Iran’s Islamic Revolutionary Guard Corps (IRGC), a key instrument of Iran’s military and regional strategy, declared that any movement through the Strait of Hormuz by vessels tied to US and Israeli allies would face a forceful response, state media FARS reported.

The group said its navy had already intercepted and redirected three container ships attempting to pass through the corridor.

The move raised concerns about prolonged interruptions on a crucial oil route.

Brent and other crude prices rose on the potential supply squeeze, pushing prices higher despite recent attempts to keep markets steady.

Brent crude, the global benchmark, hit around $111 a barrel, while WTI, the US benchmark, topped $98, according to the latest data.

Elsewhere, gold is also gaining, pushing above $4,500, per TradingView.

Crypto markets

Crypto markets are under renewed pressure, with volatility on the rise. Bitcoin, which had already dipped below $67,000 earlier, extended its decline to $65,730.

Investor sentiment continues to deteriorate, as the Crypto Fear and Greed Index remains in the “extreme fear” zone. The market value has fallen 4% to $2.35 trillion.

Weakness spread across altcoins as well. Ether slid 5% to below $1,980, while BNB and XRP each recorded losses exceeding 3% over the last 24 hours.

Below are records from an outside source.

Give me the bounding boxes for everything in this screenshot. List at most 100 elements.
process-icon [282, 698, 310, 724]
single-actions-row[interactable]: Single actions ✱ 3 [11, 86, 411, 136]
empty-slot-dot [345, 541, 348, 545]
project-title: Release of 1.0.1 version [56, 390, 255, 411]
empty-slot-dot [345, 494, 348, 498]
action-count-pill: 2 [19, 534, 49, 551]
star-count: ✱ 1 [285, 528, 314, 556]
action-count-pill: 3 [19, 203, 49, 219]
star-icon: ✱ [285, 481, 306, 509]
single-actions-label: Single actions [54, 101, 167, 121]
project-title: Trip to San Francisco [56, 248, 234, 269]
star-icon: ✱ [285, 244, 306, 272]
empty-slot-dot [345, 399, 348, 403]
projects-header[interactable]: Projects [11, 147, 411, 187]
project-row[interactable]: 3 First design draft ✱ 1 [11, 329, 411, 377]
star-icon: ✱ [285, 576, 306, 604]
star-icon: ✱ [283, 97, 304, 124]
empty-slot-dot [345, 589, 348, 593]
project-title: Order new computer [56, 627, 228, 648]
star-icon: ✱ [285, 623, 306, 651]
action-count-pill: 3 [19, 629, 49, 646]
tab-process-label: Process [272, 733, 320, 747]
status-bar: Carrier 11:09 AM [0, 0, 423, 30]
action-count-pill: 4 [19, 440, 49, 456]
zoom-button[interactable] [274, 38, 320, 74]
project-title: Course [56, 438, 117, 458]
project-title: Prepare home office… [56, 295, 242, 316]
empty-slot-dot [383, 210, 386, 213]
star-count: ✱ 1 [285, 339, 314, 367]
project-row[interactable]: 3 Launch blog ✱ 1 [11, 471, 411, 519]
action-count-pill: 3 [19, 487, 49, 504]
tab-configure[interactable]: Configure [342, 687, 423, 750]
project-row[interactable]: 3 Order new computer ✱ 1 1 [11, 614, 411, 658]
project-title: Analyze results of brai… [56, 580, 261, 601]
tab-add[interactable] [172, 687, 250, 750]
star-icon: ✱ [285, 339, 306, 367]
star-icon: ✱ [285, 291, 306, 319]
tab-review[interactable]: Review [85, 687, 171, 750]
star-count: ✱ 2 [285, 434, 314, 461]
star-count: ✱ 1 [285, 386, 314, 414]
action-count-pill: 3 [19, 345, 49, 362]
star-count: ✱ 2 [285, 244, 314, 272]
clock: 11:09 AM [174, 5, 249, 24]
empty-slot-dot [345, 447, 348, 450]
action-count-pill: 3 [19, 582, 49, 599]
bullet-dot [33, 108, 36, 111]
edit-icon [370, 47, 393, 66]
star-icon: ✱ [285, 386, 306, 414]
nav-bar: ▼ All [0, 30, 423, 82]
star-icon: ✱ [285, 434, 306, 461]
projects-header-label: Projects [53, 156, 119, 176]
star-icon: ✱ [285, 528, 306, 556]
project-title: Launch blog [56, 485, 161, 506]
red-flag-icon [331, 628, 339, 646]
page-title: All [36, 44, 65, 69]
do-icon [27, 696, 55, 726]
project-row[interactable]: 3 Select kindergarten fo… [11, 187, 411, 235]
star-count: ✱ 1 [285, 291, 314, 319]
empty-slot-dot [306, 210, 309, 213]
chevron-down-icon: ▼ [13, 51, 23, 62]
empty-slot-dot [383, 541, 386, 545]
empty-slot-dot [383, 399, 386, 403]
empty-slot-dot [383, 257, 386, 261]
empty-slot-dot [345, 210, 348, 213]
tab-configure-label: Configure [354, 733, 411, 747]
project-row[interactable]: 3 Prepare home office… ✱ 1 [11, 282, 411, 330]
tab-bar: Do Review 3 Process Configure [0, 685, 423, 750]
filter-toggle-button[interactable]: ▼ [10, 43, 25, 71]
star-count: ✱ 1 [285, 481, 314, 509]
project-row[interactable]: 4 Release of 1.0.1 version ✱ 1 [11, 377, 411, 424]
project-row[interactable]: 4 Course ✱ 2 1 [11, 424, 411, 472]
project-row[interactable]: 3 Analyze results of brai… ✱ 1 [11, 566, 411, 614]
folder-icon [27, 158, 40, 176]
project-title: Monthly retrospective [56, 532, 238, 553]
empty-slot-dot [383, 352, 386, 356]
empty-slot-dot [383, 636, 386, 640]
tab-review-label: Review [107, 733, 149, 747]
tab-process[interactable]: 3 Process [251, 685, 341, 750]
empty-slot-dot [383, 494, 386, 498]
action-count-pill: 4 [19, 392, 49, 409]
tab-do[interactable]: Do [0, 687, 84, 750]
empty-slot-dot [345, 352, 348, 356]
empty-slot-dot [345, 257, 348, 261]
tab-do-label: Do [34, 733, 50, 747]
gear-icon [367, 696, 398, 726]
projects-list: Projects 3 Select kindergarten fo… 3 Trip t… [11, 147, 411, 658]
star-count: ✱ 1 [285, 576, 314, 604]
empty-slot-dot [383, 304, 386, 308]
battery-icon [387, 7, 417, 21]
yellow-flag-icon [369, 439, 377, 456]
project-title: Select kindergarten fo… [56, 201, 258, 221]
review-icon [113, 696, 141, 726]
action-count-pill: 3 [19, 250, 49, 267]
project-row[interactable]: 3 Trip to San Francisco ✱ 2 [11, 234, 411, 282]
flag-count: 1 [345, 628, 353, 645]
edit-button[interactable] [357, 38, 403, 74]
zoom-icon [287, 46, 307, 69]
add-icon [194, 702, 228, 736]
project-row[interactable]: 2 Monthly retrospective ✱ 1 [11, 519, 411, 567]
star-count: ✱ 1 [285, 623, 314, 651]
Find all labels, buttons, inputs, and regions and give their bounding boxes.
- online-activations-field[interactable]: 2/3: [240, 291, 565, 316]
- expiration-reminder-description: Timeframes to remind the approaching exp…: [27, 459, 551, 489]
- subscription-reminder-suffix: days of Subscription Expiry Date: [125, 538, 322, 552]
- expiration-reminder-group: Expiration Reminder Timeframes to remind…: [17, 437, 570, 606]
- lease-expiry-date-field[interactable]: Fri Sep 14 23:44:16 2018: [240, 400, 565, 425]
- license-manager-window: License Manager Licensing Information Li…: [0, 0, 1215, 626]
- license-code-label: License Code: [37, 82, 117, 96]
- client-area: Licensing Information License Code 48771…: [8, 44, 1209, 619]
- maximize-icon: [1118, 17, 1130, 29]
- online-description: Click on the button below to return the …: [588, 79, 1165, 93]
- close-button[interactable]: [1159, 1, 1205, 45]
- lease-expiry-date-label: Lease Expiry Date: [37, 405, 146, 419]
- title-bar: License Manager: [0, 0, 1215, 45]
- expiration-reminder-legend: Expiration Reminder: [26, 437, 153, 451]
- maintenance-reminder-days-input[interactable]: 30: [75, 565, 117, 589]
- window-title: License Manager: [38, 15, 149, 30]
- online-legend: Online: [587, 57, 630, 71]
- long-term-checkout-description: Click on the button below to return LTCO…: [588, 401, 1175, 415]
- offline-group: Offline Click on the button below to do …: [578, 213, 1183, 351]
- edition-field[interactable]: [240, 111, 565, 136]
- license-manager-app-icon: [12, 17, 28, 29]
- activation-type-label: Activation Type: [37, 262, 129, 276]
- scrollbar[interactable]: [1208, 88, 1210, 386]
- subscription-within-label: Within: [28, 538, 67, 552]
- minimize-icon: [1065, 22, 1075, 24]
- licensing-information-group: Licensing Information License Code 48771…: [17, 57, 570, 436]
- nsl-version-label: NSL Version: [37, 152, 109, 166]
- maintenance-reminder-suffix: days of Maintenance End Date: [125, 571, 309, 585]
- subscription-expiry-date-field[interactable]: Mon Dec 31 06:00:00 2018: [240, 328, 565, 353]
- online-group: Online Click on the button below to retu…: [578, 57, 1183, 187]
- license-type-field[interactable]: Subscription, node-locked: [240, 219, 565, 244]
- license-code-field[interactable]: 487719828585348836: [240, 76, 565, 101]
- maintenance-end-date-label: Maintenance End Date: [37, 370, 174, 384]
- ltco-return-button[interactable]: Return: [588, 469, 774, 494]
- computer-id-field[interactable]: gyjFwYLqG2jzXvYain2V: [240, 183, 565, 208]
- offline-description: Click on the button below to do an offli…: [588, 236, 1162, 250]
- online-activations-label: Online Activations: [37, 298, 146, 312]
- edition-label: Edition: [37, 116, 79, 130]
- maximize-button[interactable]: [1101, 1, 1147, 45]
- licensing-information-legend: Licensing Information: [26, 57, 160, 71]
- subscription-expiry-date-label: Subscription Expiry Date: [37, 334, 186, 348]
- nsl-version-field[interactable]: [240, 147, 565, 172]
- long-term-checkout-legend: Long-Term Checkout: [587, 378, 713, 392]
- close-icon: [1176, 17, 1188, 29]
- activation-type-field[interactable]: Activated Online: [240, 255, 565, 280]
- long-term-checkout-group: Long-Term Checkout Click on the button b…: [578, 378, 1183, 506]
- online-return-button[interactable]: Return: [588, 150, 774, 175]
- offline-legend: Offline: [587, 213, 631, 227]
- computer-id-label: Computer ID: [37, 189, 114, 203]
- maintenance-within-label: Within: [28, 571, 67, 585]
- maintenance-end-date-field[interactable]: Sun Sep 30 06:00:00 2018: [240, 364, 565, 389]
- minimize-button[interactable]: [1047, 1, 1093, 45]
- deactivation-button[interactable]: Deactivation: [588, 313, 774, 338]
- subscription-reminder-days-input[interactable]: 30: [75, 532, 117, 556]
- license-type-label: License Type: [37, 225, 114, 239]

The strait and what flows through it

The Strait of Hormuz normally handles roughly 20.5 million barrels of crude oil and condensate per day, approximately one-fifth of global supply.

Since US and Israeli military strikes against Iranian infrastructure commenced on February 28, 2026, under what the Pentagon has dubbed Operation Epic Fury, that flow has been severely disrupted.

While Iran recently signaled “non-hostile” ships may pass, most major shipping lines remain suspended, keeping the blockage largely in place.

The disruption is nearly five times larger in volume terms than the 1973 Arab Oil Embargo, making it the most severe supply shock in modern energy history.

Brent crude stood at roughly $73 per barrel on February 27, the day before hostilities began. Within three weeks, it rocketed to a market peak of approximately $115 per barrel.

Dubai crude, a benchmark closely watched by Asian refiners, hit an unprecedented $137 per barrel during the height of the initial market panic in mid-March.

Oil prices overall are up over 40% compared with pre-war levels, a punishing increase that has forced multiple governments in Asia and Europe to impose fuel rationing and other emergency conservation measures.